Next, the module must be made callable by C/C++ code. It is not feasible to portably link directly to module functions, since module routines have unpredictable linkage, and since F90 in general requires call headers to be on the stack when a function is called. Therefore we had to go through F77 functions, which are simpler both in linkage and calling. This way the module functions are called from FORTRAN code, and the language deals with the linkage and call stack issues.

	subroutine f_particlecreate(this, position, velocity)
	Use particleMod
	type(particle) :: this
	real(r8) :: position(3)
	real(r8) :: velocity(*)
	call particleCreate(this, position, velocity(1:3))
	end

	subroutine f_particleprint(this)
	Use particleMod
	type(particle) :: this
	call particlePrint(this)
	end

	subroutine f_particlemove(this, timeStep)
	Use particleMod
	type(particle) :: this
	real(r8) :: timeStep
	call particleMove(this, timeStep)
	end

These functions are now callable from C/C++ on the compilers we have tried.

The array parameters position and velocity are not used as assumed shape parameters (i.e. real(r8) :: position(:) because this requires that a call header be placed on the stack describing the dimensional characteristics of the array. The format of this call header is not public or standardized between different compilers, so it is difficult to use. (See Section 6.2 for strategies for working with Fortran arrays.) This example employes the two simpler methods of array passing that require no call headers, namely the explicit-shape method (position(3)) and the old F77 array passing method (velocity(*)).

Now we have functions that we can call from C/C++, so we create a C++ class that maps member functions to these F90 interfaces (via C):

class particle;

extern "C" {
  // These prototype the F77 interface functions.
  void FTN(f_particlecreate)(particle *pa, double *position,
		      double *velocity);
  void FTN(f_particlemove)(particle *pa, double *timeStep);
  void FTN(f_particleprint)(particle *pa);
}

class particle {
public:
  particle(double *position_, double *velocity_) {
    FTN(f_particlecreate)(this, position_, velocity_);
  }
  void move(double &timeStep) {
    FTN(f_particlemove)(this, &timeStep);
  }
  void print() {
    FTN(f_particleprint)(this);
  }
private:
  double position[3], velocity[3];
  double mass;
};

With this class definition we have essentially turned the C++ shallow class example inside out, and now the C++ member functions are merely stubs to call F90 code, as the F90 module procedures in our earlier example were stubs to call C++ code. In these shallow classes we still have corresponding data structures on both sides of the language interface.

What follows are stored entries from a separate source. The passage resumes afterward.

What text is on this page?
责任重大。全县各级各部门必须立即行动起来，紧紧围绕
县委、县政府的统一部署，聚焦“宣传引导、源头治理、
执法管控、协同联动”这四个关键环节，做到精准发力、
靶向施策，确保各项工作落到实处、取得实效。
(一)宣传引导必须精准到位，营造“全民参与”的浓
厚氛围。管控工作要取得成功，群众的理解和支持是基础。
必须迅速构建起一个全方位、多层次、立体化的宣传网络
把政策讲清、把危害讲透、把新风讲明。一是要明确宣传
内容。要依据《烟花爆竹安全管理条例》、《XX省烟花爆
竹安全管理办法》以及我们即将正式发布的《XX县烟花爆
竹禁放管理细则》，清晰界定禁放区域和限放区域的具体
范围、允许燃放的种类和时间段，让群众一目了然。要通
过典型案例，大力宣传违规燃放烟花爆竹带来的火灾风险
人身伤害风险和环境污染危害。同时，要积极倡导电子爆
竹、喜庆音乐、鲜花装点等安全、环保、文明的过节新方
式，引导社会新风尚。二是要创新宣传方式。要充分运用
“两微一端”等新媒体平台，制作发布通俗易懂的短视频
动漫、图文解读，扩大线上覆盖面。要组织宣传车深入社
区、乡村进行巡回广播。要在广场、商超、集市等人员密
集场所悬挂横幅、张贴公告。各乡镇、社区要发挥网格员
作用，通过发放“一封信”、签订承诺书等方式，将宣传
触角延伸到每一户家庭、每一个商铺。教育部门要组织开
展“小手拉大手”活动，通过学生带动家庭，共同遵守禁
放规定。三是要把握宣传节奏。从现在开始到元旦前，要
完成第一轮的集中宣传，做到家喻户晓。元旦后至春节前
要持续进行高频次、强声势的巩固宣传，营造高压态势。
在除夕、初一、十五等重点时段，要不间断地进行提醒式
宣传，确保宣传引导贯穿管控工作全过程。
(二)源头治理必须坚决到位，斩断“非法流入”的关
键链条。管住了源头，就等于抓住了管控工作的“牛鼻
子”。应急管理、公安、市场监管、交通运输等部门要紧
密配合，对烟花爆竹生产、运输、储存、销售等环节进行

Our C++ driver uses this class as if it were any ordinary C++ class:

int main(int argc, char *argv[]) {
  int i;
  double tstep;
  double position[] = { 1.1, 1.2, 1.3};
  double velocity[] = { 0.5, 0.0, 0.1};
  particle part1(position,
		 velocity);
  tstep = 1.0;
  for (i = 0; i < 10; i++) {
      part1.move(tstep);
    }
  part1.print();
}

Deep Object Example

The other language interoperability strategy involves objects of more complexity, such as classes with inheritance, or classes that construct and destruct resources. These deep classes must have legitimate constructors and destructors and we expect the memory created/initialized by the constructors to be referenced when using the class. Deep classes may be associated with data related to OO constructs such as virtual function tables, or may allocate memory during construction or operations. Examples of deep objects are provided in the Sections 4 and 5.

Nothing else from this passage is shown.